Fair play. Correttezza. Rispetto delle regole e dell'avversario. Consapevolezza dei propri limiti e della superiorità dell'avversario.
©mario iannino2023 |
Questo era lo sport al tempo delle trasmissioni in bianco e nero.
Non esisteva il superuomo. C'era, come è logico, il fuoriclasse. Il calciatore che non prendeva decisioni fuori campo e non era un “marchio”, un brand autonomo che si concedeva agli sponsor. L'etica imponeva rigore in campo e fuori. E sugli spalti difficilmente si sentivano cori razzisti oltre il sano e sanguigno sfottò.

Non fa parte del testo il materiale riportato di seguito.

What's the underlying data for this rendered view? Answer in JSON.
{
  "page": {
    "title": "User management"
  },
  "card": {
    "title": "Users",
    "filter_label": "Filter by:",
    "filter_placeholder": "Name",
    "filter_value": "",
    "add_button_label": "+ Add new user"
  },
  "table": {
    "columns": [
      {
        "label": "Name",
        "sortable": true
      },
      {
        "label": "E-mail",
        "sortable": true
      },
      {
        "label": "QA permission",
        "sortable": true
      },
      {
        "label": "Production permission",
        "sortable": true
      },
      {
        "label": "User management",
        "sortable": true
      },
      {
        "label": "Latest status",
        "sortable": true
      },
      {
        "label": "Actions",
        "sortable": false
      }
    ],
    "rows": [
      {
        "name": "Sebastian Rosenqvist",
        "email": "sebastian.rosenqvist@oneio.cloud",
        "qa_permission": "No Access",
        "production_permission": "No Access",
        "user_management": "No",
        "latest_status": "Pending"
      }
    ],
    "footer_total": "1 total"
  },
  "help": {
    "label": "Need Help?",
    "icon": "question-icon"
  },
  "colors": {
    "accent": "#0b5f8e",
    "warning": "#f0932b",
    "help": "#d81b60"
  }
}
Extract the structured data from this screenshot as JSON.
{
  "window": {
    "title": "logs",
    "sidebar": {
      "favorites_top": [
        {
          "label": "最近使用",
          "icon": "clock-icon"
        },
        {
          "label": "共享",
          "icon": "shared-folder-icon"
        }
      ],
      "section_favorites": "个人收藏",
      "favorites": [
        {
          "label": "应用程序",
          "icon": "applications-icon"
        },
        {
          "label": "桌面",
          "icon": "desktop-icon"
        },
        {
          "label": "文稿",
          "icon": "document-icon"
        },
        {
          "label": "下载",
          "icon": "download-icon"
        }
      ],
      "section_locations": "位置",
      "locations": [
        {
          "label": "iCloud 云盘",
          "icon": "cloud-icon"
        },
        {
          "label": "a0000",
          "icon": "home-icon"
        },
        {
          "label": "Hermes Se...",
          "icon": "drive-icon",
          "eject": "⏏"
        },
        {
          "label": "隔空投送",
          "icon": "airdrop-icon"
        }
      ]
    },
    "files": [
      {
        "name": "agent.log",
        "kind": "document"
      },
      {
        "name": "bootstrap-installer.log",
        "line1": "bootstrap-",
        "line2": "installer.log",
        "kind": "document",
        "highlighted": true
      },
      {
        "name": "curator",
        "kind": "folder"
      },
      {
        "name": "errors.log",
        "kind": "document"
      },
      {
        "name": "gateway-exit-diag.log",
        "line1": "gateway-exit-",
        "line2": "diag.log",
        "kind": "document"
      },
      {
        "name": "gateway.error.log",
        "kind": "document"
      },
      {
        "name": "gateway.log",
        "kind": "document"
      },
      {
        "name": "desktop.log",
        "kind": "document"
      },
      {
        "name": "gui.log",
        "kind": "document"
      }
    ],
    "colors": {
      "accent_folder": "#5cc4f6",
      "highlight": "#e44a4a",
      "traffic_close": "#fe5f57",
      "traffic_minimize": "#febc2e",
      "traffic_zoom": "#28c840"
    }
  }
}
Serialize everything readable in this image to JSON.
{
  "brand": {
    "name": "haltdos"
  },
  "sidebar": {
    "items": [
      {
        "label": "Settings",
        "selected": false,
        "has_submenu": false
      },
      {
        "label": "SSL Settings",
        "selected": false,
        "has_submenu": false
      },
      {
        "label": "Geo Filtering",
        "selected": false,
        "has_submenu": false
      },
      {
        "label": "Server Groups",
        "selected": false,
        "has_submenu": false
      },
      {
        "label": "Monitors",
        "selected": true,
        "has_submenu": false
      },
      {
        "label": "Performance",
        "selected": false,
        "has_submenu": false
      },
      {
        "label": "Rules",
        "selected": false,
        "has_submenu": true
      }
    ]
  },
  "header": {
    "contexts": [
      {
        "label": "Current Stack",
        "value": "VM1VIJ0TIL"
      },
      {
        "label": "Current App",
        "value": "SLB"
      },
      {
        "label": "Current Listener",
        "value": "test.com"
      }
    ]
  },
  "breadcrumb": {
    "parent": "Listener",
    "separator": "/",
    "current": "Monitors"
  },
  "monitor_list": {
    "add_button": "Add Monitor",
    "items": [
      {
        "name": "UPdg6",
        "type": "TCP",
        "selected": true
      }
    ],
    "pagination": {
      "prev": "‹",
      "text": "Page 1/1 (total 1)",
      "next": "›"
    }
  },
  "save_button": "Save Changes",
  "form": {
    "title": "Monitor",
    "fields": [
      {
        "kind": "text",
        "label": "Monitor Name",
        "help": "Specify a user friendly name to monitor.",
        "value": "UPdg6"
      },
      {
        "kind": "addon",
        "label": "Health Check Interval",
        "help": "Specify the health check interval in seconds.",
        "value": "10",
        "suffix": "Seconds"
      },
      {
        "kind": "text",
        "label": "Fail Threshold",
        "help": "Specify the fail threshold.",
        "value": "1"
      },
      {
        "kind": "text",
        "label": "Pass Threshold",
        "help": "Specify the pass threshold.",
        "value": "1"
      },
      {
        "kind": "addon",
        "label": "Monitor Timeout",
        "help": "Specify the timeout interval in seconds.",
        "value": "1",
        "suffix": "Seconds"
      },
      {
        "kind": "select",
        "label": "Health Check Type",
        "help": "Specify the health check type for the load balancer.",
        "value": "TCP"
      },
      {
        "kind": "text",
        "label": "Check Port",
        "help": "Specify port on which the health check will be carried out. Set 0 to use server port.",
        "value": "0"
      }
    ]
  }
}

Sivori. Altafini. Mazzola. Rivera. Fuoriclasse d'altri tempi! Appunto. Persone garbate prima di tutto, che guardavamo con ammirazione e dai quali cercavamo di prendere il meglio.
L'eco delle diaspore e delle strategie sulle plusvalenze societarie non erano dibattute in tv e neppure sui giornali forse perché assenti nelle sedi dei club.
Vigeva la legge etica dello sport e guai a infrangerla. Poi, col tempo, qualcuno scoperchiò il vaso di pandora e uscirono i soprusi e gli intrallazzi. Ogni ambito fu contagiato. Il declino prese forma in diversi modi diseducando in primo luogo i tifosi ma non chi dello sport fece una religione laica.
Anche nei campi delle periferie c'era chi riteneva il calcio uno sport etico sorretto dal fair play. E Nicola Ceravolo fu un dirigente votato alla correttezza sportiva. Gestiva l'US Catanzaro come una famiglia! con oculatezza comprava, motivava giocatori e allenatori in panchina per pochi soldi per poi rivenderli dopo averli quotati.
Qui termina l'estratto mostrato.